Think about it – sunshine streaming into your house makes you happy, doesn’t it? Your hens feel the same way.
My young group (under a year) have been very productive all except Mamie my polish, totally useless, but i love her quirkiness, ill probally pass out if i ever see an egg from her. My old ladies (3 1/2) lay rarely now, every once in awhile I get an egg, can always tell by the thinner shell, but they worked hard in thier youth so they deserve a happy retirement, and I love them to death. Will wait till next year for more chicks, do not want to over crowd, luckily there are a few small farms in the area that I can get eggs from, when I dont have any. I never want to buy supermarket eggs again, I used to buy organic eggs when I was without but no more If I cant get from a local small farmer I will do without. Humane treatment is huge with me.
I just bought a dozen eggs from farmer who has a small flock of pullets that are kept in an old barn and run. You’re right – I’d rather by those than organic from an industrial concern far away.
I’m thrilled to have two layers instead of one as of yesterday despite this morning’s temp of -25C (-13F). But I do see the days getting longer…when we board our ferry at 5 p.m., there is a touch of light left in the sky.

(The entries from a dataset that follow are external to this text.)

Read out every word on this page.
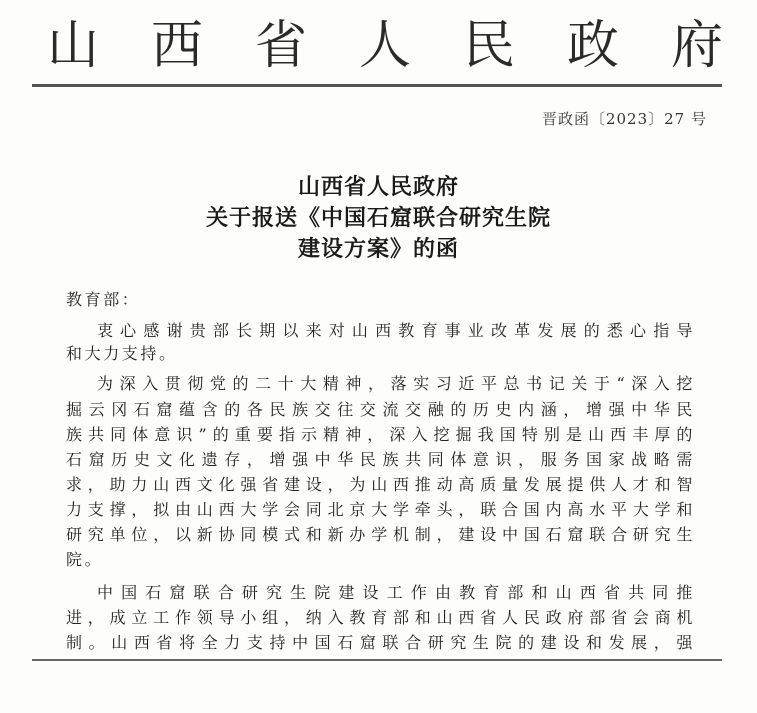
山 西 省 人 民 政 府
晋政函〔2023〕27 号
山西省人民政府
关于报送《中国石窟联合研究生院
建设方案》的函
教育部：
衷心感谢贵部长期以来对山西教育事业改革发展的悉心指导
和大力支持。
为深入贯彻党的二十大精神，落实习近平总书记关于“深入挖
掘云冈石窟蕴含的各民族交往交流交融的历史内涵，增强中华民
族共同体意识”的重要指示精神，深入挖掘我国特别是山西丰厚的
石窟历史文化遗存，增强中华民族共同体意识，服务国家战略需
求，助力山西文化强省建设，为山西推动高质量发展提供人才和智
力支撑，拟由山西大学会同北京大学牵头，联合国内高水平大学和
研究单位，以新协同模式和新办学机制，建设中国石窟联合研究生
院。
中国石窟联合研究生院建设工作由教育部和山西省共同推
进，成立工作领导小组，纳入教育部和山西省人民政府部省会商机
制。山西省将全力支持中国石窟联合研究生院的建设和发展，强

Hope reigns! Enjoy the fantastic sunshine!
Your temps make the 16 degree temps this morning seem downright balmy. Thanks for keeping things in perspective :)
Wow three eggs! I was excited when I got my first one this year, since no one layed in December. My 3 older girls (3yrs old next month) have started up again and my 8 new ones (4 1/2 mo) should be laying next month, since they eat so much. Smile. Just wanted to tell you, Terry, I finally got some Koop Clean (picked it up in N. California on last trip down there. At least it is getting closer to us. My girls spend hours scratching in it…they love it and so do I. Thank you for all your helpful advice. Enjoy the coffee!
Terry, Im excited went to recycling this morning and brought back a bunch of discarded wreaths, i couldnt handle the trees but thge girls are now enjoying the new additions, also got my first bag of koop kleen, its pricey but cant wait to try it. I’ll mix it with the reg shavings and straw to stretch it a bit.
me again, did you ever read The Fir Tree? Everytime I see all the discarded trees I think of that story, its very sad!
I’ve been getting three eggs a day all winter. From a R.I.R, Cuckoo and a Easter Egger, this springs hatch.
I lost three pullets (plus 5 older hens and a roo) to a dog this past year but three a day keeps me and my son in good supply. Just no eggs to share.
Sorry to hear about your losses, Ken. Was it one attack by said dog or did it happen more then once?
We got our first egg of 2015 yesterday! Henny Penny was in the nest box in the morning so I was very surprised to find that it was Scarlett that laid the prize. I love your egg basket. I wish there was a farm nearby where I could buy eggs but since there isn’t, I often have to buy eggs at the supermarket or farmer’s market. I prefer eggs from pastured hens instead of commercial organic operations because I want the chickens to be spending most of their time outside with grass, dirt, and bugs. The commercial operations say “free-range” but that just means that the birds are provided a way to go out to a bare patch of dirt but they are fed and watered inside so not given any incentive to go out.
Beautiful eggs! I’ve been recording my daily total on the Egg Record! I didn’t realize what hard workers my girls were :)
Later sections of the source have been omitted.